Development of Non-invasive Cell-free DNA to Supplant Invasive Biopsy in Heart Transplantation (DEFINE-HT)

Development of Non-invasive Cell-free DNA to Supplant Invasive Biopsy in Heart Transplant

This is a prospective, multicenter observational, unblinded, longitudinal cohort study. Subjects will be enrolled into the study prior to or at the time of heart transplantation. All subjects will follow the center's standard of care surveillance schedule. Blood samples will be collected for Prospera testing at the time any surveillance or for-cause testing, which may include endomyocardial biopsy (EMB), echocardiography or other cardiac imaging studies, and/or molecular testing, is performed.

Study Overview

• Status: Completed
• Conditions: Heart Transplant
• Intervention / Treatment: Diagnostic test: Prospera

Detailed Description

Subjects will undergo surveillance monitoring for rejection per the institution's standard clinical care schedule after transplant. Surveillance procedures may include EMB, imaging such as echocardiography, and/or molecular testing. Surveillance is expected to occur at this approximate schedule during the 12 months post-transplant:

• Weekly during month 1
• Every other week months 2-3
• Monthly during months 4-6
• Every 1-3 months during months 7-12

For-cause testing for rejection will be performed as clinically indicated and per the institution's standard clinical care. Prospera testing will be performed at the time each standard of care (SOC) rejection surveillance procedure and at the time of each for-cause testing for rejection. Prospera test results will be provided to the clinical team.

Additional blood samples for research only will be collected at the time of each Prospera blood sample collection. Results of testing performed on research blood samples will not be returned to investigators for use in clinical care.
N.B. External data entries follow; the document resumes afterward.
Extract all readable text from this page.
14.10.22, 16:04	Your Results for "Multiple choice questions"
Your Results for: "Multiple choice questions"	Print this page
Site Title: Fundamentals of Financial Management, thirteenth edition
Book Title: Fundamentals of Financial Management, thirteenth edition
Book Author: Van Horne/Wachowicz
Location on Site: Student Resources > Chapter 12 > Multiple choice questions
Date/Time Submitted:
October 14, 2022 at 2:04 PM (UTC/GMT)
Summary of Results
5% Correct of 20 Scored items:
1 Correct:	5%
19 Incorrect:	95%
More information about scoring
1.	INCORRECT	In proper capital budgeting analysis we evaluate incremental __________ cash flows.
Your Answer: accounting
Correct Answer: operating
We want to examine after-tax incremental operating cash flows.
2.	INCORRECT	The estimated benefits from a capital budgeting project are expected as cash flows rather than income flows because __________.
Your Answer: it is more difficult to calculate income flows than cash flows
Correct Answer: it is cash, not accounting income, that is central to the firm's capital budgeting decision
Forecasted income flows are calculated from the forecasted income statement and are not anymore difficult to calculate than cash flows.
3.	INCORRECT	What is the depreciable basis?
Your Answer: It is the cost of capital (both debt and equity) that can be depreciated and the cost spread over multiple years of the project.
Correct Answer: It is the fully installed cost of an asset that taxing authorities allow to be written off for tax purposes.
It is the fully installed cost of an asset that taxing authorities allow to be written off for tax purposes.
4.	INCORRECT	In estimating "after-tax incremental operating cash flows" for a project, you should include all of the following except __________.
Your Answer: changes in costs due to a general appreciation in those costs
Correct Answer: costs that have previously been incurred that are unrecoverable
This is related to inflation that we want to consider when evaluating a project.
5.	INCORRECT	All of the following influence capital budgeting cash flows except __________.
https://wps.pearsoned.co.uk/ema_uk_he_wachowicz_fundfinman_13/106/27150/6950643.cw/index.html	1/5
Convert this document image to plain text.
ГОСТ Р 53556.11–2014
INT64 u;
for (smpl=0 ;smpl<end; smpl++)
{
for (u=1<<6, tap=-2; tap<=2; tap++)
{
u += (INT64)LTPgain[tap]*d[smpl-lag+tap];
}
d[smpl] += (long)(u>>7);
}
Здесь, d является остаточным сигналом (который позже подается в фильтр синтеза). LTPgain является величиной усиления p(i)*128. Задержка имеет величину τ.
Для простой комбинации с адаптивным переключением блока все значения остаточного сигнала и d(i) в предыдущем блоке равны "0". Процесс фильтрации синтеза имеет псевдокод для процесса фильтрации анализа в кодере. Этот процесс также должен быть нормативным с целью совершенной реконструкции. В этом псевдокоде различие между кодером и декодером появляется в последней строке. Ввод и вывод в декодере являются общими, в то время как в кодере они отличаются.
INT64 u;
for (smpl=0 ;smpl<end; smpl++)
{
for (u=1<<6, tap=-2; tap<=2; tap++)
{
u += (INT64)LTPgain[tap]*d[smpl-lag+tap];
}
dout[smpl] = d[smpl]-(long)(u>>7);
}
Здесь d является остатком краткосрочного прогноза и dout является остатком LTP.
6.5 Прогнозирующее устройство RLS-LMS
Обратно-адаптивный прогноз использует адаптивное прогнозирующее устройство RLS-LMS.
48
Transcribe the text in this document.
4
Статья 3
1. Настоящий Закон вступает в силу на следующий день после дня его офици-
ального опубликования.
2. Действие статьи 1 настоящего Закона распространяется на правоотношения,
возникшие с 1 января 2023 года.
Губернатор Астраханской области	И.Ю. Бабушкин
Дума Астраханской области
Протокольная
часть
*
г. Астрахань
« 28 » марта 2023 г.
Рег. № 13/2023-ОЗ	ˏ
Study central laboratory or central review for research purposes will include:

1. Central pathology review (all EMBs, includes for-cause EMBs).
2. Central echocardiography review at day 30 (± 14 days), month 6 (± 30 days) and month 12 (± 30 days) post-transplant.
3. Central testing of PRA/DSA pre-transplant (between enrollment and transplant), at day 30 (± 14 days), month 6 (± 30 days) and month 12 (± 30 days) post-transplant.

Central pathology and echocardiography review will be performed using uploaded images obtained from procedures performed as part of routine clinical care. Central pathology review, central echocardiography review and central laboratory PRA/DSA are for research purposes; these data will be reviewed during the analysis phase of the study and results will not be returned to investigators for use in clinical care.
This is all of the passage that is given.